From: Claudio Imbrenda <imbrenda@linux.ibm.com>
To: Dave Hansen <dave.hansen@intel.com>
Cc: linux-next@vger.kernel.org, akpm@linux-foundation.org,
jack@suse.cz, kirill@shutemov.name, borntraeger@de.ibm.com,
david@redhat.com, aarcange@redhat.com, linux-mm@kvack.org,
frankja@linux.ibm.com, sfr@canb.auug.org.au, jhubbard@nvidia.com,
linux-kernel@vger.kernel.org, linux-s390@vger.kernel.org,
Will Deacon <will@kernel.org>,
Sean Christopherson <sean.j.christopherson@intel.com>
Subject: Re: [PATCH v4 2/2] mm/gup/writeback: add callbacks for inaccessible pages
Date: Wed, 15 Apr 2020 11:26:39 +0200 [thread overview]
Message-ID: <20200415112639.525e25bc@p-imbrenda> (raw)
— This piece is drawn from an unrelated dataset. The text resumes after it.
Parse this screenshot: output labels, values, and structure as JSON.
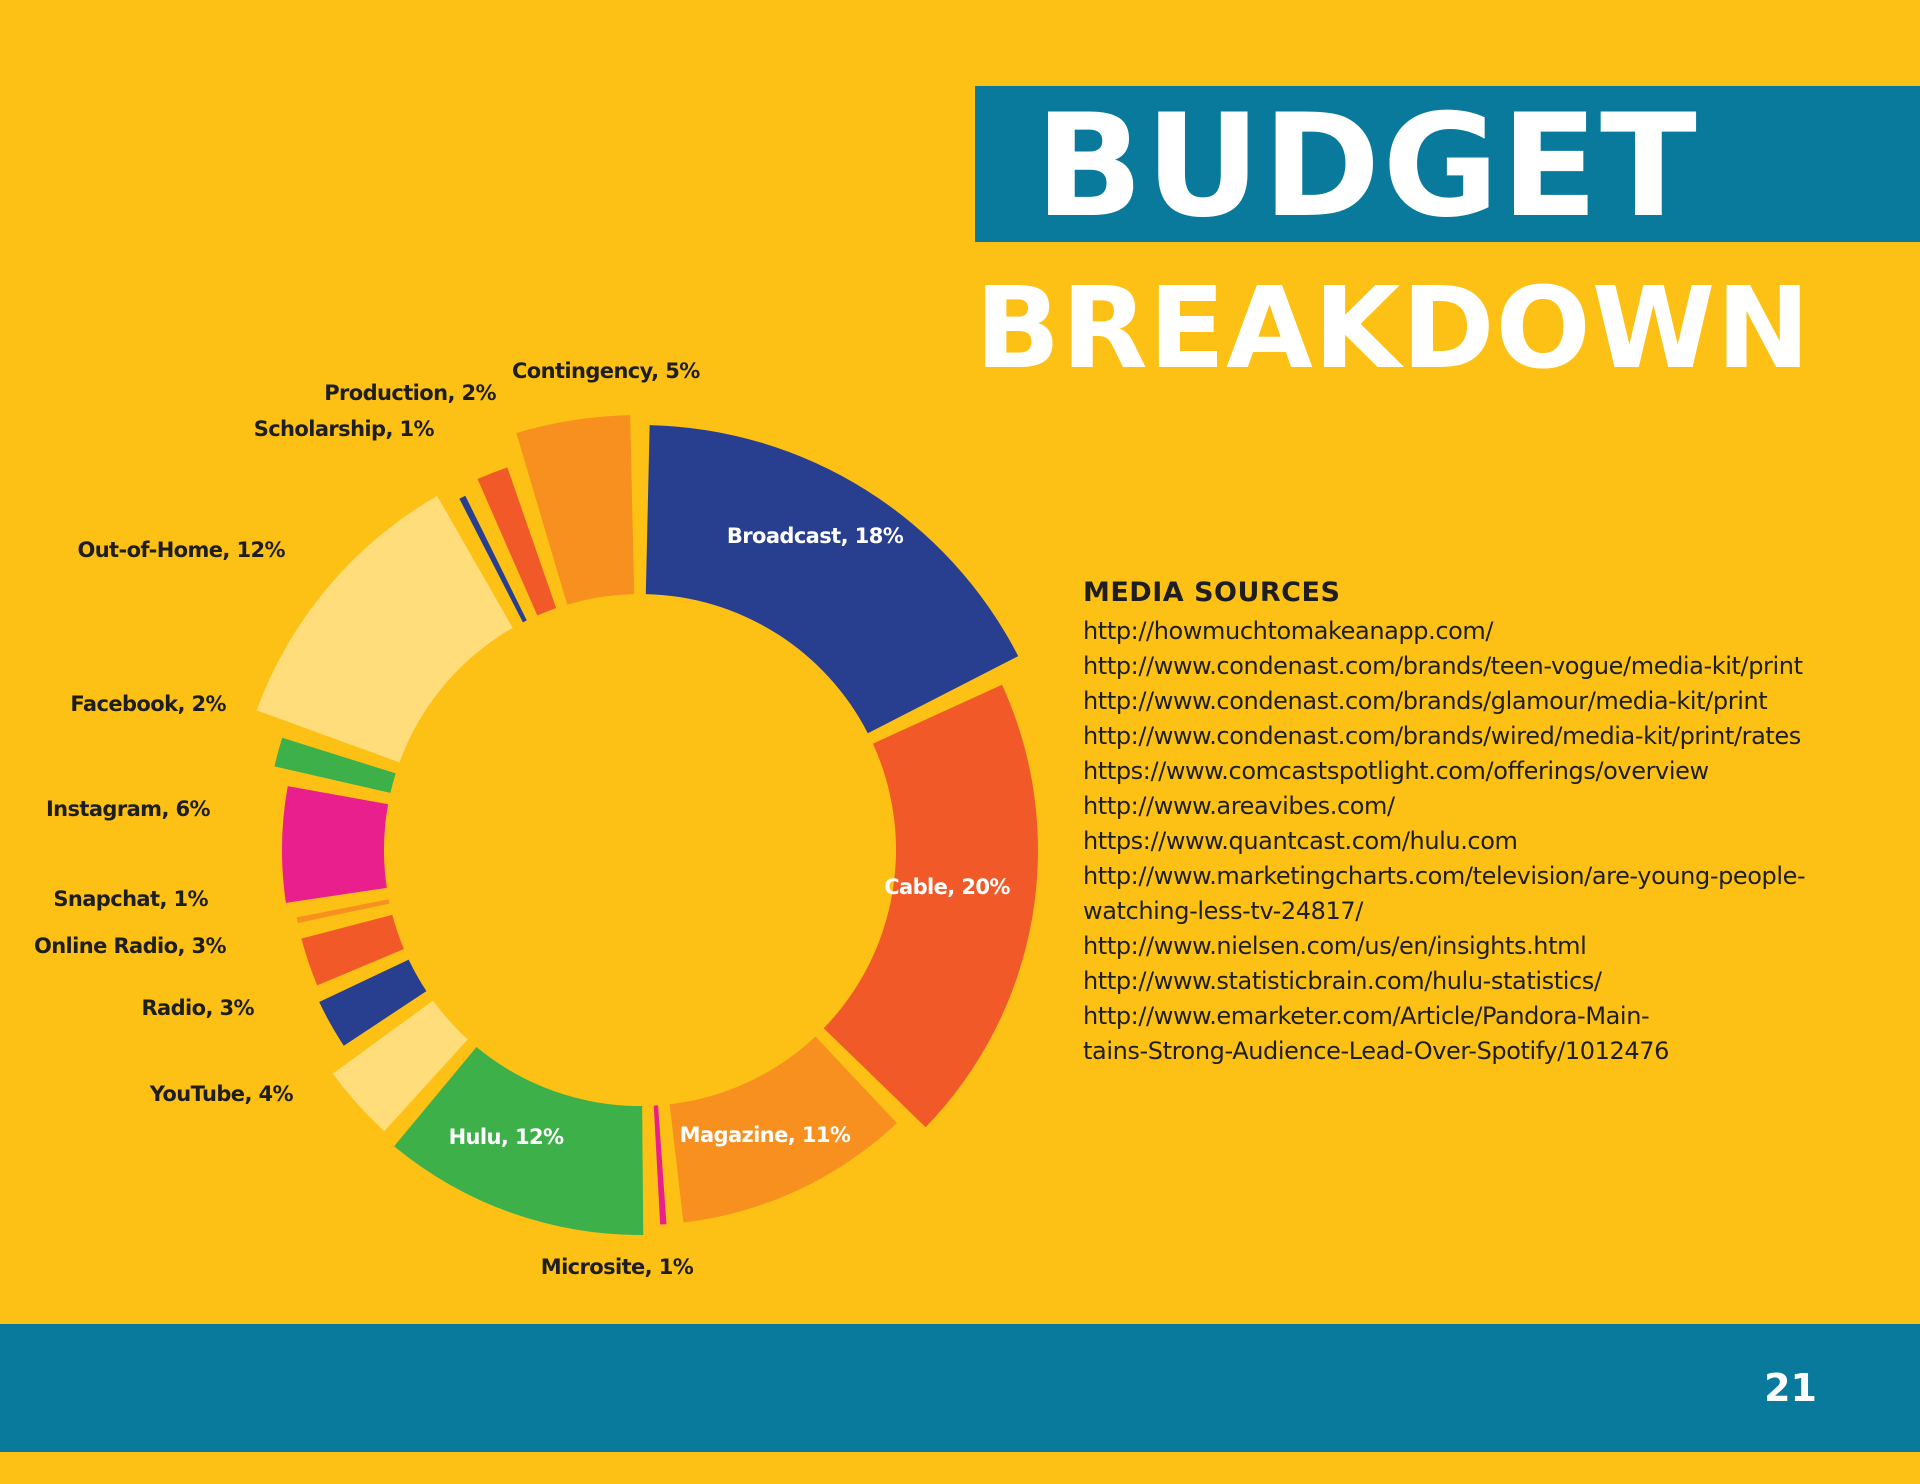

In-Reply-To: <93dc9885-adb4-8b9d-a62a-e40301053551@intel.com>
On Tue, 14 Apr 2020 11:50:16 -0700
Dave Hansen <dave.hansen@intel.com> wrote:
> On 4/14/20 9:03 AM, Claudio Imbrenda wrote:
> > On Mon, 13 Apr 2020 13:22:24 -0700
> > Dave Hansen <dave.hansen@intel.com> wrote:
> >
> >> On 3/6/20 5:25 AM, Claudio Imbrenda wrote:
> >>> On s390x the function is not supposed to fail, so it is ok to use
> >>> a WARN_ON on failure. If we ever need some more finegrained
> >>> handling we can tackle this when we know the details.
> >>
> >> Could you explain a bit why the function can't fail?
> >
> > the concept of "making accessible" is only to make sure that
> > accessing the page will not trigger faults or I/O or DMA errors. in
> > general it does not mean freely accessing the content of the page
> > in cleartext.
> >
> > on s390x, protected guest pages can be shared. the guest has to
> > actively share its pages, and in that case those pages are both
> > part of the protected VM and freely accessible by the host.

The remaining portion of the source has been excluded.